Performing under the "You Are Beautiful" sign was Beatles cover band, #9, an ensemble of local musicians featuring Matt Mays, Scott Woolgar, Brian Deer, Bill Mallers and Andy Teipen, who formed especially for the event.
The street theater was all part of a guerrilla marketing effort announcing this year's Tonic Ball, at which local bands will perform their favorite Beatles' songs to help fight hunger in Indianapolis. The rooftop concert, an obvious nod to the notorious scene from Let it Be, was the brainchild of Ken Honeywell, creative director at Well Done Marketing and founder of Tonic Ball, an event that over the past nine years has become one of Indy's most popular nights of music and art -- benefiting one of the city's best charitable causes, Second Helpings.
"We started Tonic because we wanted to do something that would start to cross-pollinate the local music scene and give back to the community -- and hunger was the most important issue we could think of." Honeywell told Indy Social Media. "We took the idea to Second Helpings, they loved it, and here we are -- year nine."

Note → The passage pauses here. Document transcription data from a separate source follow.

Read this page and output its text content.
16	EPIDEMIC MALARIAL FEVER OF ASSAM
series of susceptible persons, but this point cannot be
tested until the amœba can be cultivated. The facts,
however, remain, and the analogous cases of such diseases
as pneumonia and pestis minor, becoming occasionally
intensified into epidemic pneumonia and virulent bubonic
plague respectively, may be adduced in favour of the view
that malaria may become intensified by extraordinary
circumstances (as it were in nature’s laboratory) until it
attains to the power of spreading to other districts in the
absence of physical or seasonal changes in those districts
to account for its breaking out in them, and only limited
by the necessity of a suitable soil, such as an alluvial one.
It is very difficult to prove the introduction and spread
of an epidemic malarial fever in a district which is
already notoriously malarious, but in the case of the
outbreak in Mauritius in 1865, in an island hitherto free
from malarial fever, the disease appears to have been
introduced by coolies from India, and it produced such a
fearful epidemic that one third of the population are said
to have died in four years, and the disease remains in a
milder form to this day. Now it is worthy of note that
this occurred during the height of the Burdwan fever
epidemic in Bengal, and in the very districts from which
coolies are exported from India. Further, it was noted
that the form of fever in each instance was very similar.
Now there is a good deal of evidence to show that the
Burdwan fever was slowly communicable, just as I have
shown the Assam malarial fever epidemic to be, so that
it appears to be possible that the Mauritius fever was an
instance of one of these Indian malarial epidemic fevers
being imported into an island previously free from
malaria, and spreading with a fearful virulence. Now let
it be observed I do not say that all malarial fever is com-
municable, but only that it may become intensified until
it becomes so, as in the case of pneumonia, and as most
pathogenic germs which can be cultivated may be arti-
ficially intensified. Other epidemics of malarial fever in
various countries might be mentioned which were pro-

Every year the city's best musicians and artists donate their time and work to the community kitchen which converts surplus food from local restaurants and groceries into nutritious meals for thousands of hungry children and adults every day.
"Hunger isn't going away," Honeywell noted. "Sadly, the need for Second Helpings' services continues to grow. Second Helpings still does amazing work: feeding our hungriest neighbors and training underprivileged people for jobs in food service, all with food that was going to be thrown away."